Alguns escritórios transformaram-se em grandes empresas de negócios jurídicos. Uma espécie, eu diria, de comércio do direito. Sou um crítico, mas respeito, obviamente, porque cada gestor tem a sua particular visão estratégica do respetivo negócio.
Nós, da Corbo, Aguiar & Waise, somos muito tradicionais nesse aspeto. Continuamos a utilizar aquela velha, mas honesta receita de “bolo da vovó”. Oferecemos lealdade, discrição e transparência. Não somos adeptos da perfumaria.
O nosso olhar está diretamente associado às perspetivas do nosso cliente. Algo simples. A pergunta é: Porque é que esse cliente nos vai escolher em detrimento de outro concorrente? A resposta define os nossos caminhos e torna-nos diferentes. A maioria dos escritórios, de grande porte, como o nosso, adota todas as políticas exigidas pelo mercado. As diferenças estão nos detalhes. Gostamos de navegar junto com o cliente e sempre na mesma direção, através de uma advocacia que ainda acreditamos, personalizada, sob medida para cada tipo de cliente, sem seguir padrões. O cliente quer sentir-se seguro e aconchegado na relação. Não se pode equacionar um cliente, não importa o tamanho, como apenas mais um do portfólio do escritório.

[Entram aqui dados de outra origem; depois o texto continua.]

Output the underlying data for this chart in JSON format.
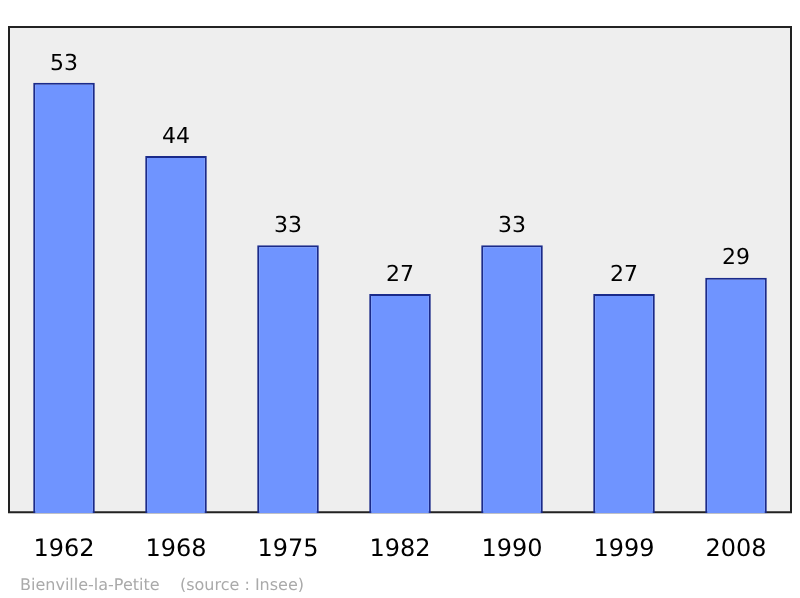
{
  "chart_data": {
    "type": "bar",
    "categories": [
      "1962",
      "1968",
      "1975",
      "1982",
      "1990",
      "1999",
      "2008"
    ],
    "values": [
      53,
      44,
      33,
      27,
      33,
      27,
      29
    ],
    "color": "#6f94ff",
    "data_labels": true,
    "grid": false,
    "legend": false,
    "annotations": [
      "Bienville-la-Petite    (source : Insee)"
    ]
  }
}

Essas são premissas básicas, mas extremamente valiosas, porque revelam, inclusive, capacidade de empatia e adaptação. O trabalho de prospeção nesse mercado é complexo, porque existem milhares de escritórios. Os esforços, para conquistar um novo cliente, são enormes. É um processo seletivo árduo. O curioso, entretanto, é ver o distanciamento de alguns escritórios após o casamento. Não faz sentido isso. A relação profissional também se aproxima muito das demais, como a conjugal, por exemplo. É preciso estar sempre próximo do parceiro e mantê-lo seguro na relação. É um erro primário e fatal esse distanciamento do cliente depois que a relação é consolidada.

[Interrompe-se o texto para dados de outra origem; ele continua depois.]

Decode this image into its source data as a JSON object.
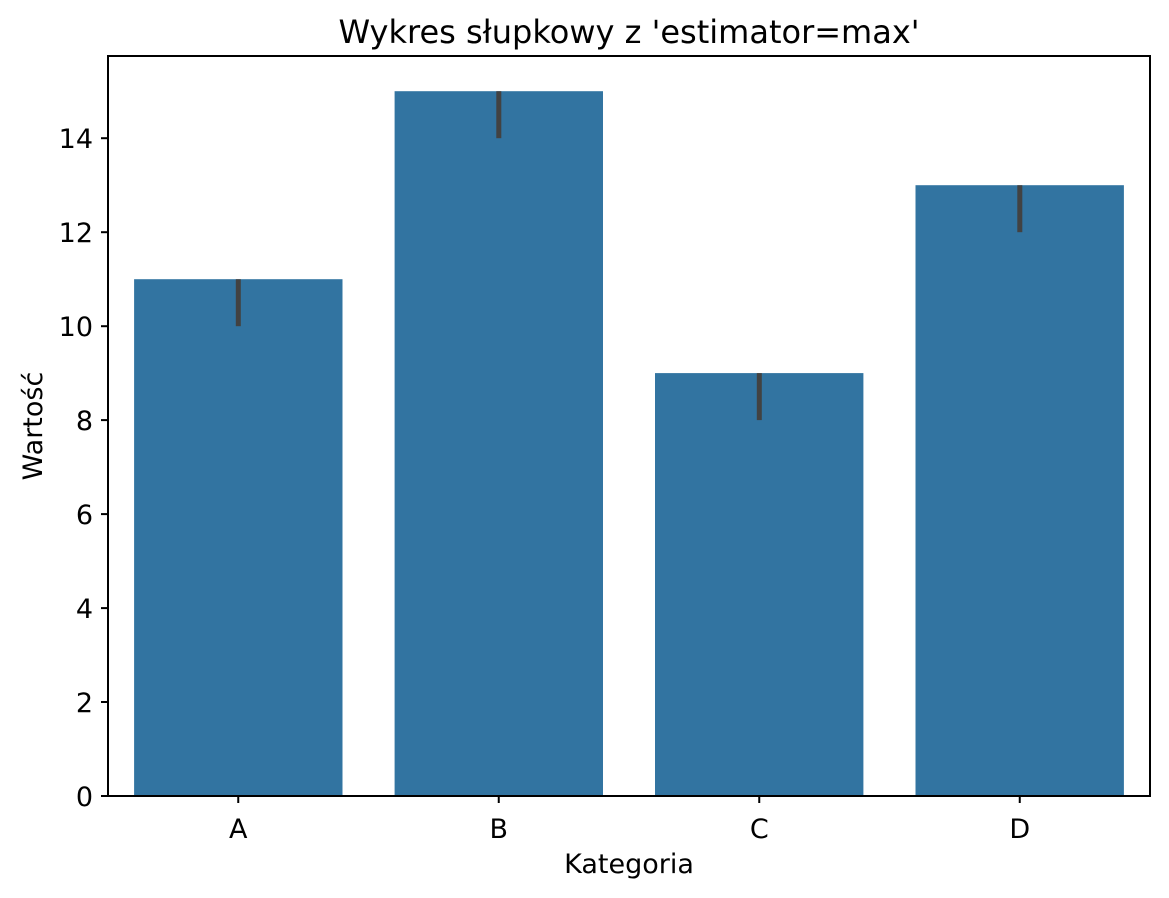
{
  "chart_data": {
    "type": "bar",
    "title": "Wykres słupkowy z 'estimator=max'",
    "xlabel": "Kategoria",
    "ylabel": "Wartość",
    "categories": [
      "A",
      "B",
      "C",
      "D"
    ],
    "values": [
      11,
      15,
      9,
      13
    ],
    "error_bars": [
      {
        "low": 10,
        "high": 11
      },
      {
        "low": 14,
        "high": 15
      },
      {
        "low": 8,
        "high": 9
      },
      {
        "low": 12,
        "high": 13
      }
    ],
    "yticks": [
      0,
      2,
      4,
      6,
      8,
      10,
      12,
      14
    ],
    "ylim": [
      0,
      15.75
    ],
    "bar_width": 0.8,
    "grid": false,
    "legend": "none",
    "colors": {
      "bar": "#3274A1",
      "error_bar": "#424242",
      "axis": "#000000",
      "text": "#000000",
      "background": "#FFFFFF"
    }
  }
}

A equação, talvez, seja muito simples, com os ingredientes da qualidade dos serviços, inegociáveis na relação, e a proximidade. O cliente ditará o espaço territorial que deseja empregar nessa relação e o escritório, por sua vez, apenas se enquadra aos limites impostos.
Considerando o foco da Corbo, Aguiar & Waise em soluções jurídicas para grandes volumes e na eliminação de conflitos, como observa o papel da inteligência artificial no contexto dos serviços jurídicos oferecidos pela empresa?

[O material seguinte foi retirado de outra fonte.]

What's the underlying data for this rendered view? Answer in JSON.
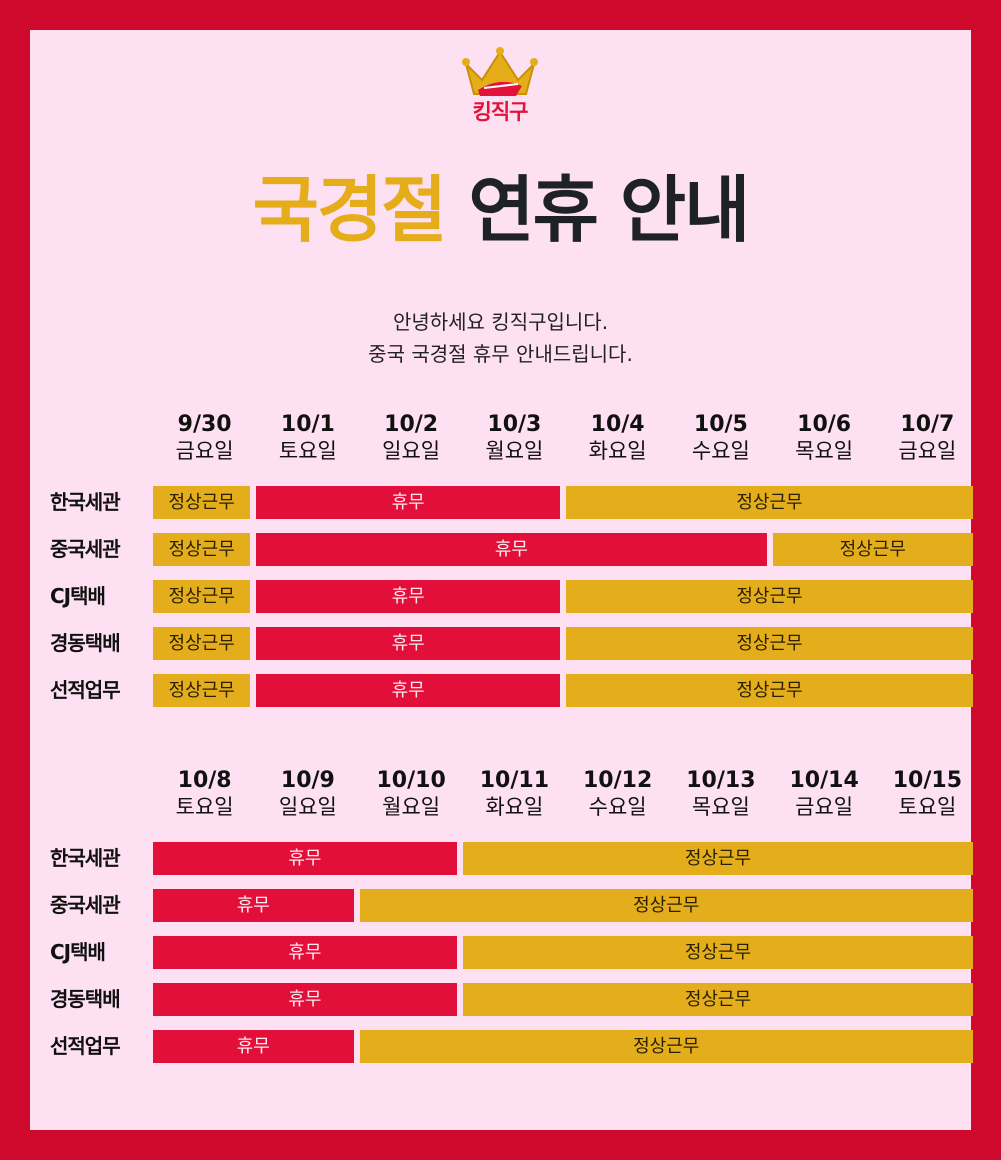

Questão muito interessante. Interessante, porque antes de qualquer observação simplista, julgo ser importante deixar claro que nesse campo existe uma variedade de conceitos para definir a inteligência artificial.
A máquina, por mais sofisticada que seja, nunca substituirá o ser humano, justamente porque não se consegue artificializar a inteligência natural. É a capacidade do ser humano que tem o poder de criação. E posso assegurar que assim continuará. Não teremos uma guerra entre seres humanos e máquinas. Também não seremos dizimados do mercado de trabalho pelas máquinas. Passamos e continuaremos a passar por um processo de adaptação e inclusão. A inteligência artificial é a roda do século XXI. Tempo, energia e eficiência através de processos autómatos. Na verdade, aquele que for mais tech será desafiado a ser mais touch.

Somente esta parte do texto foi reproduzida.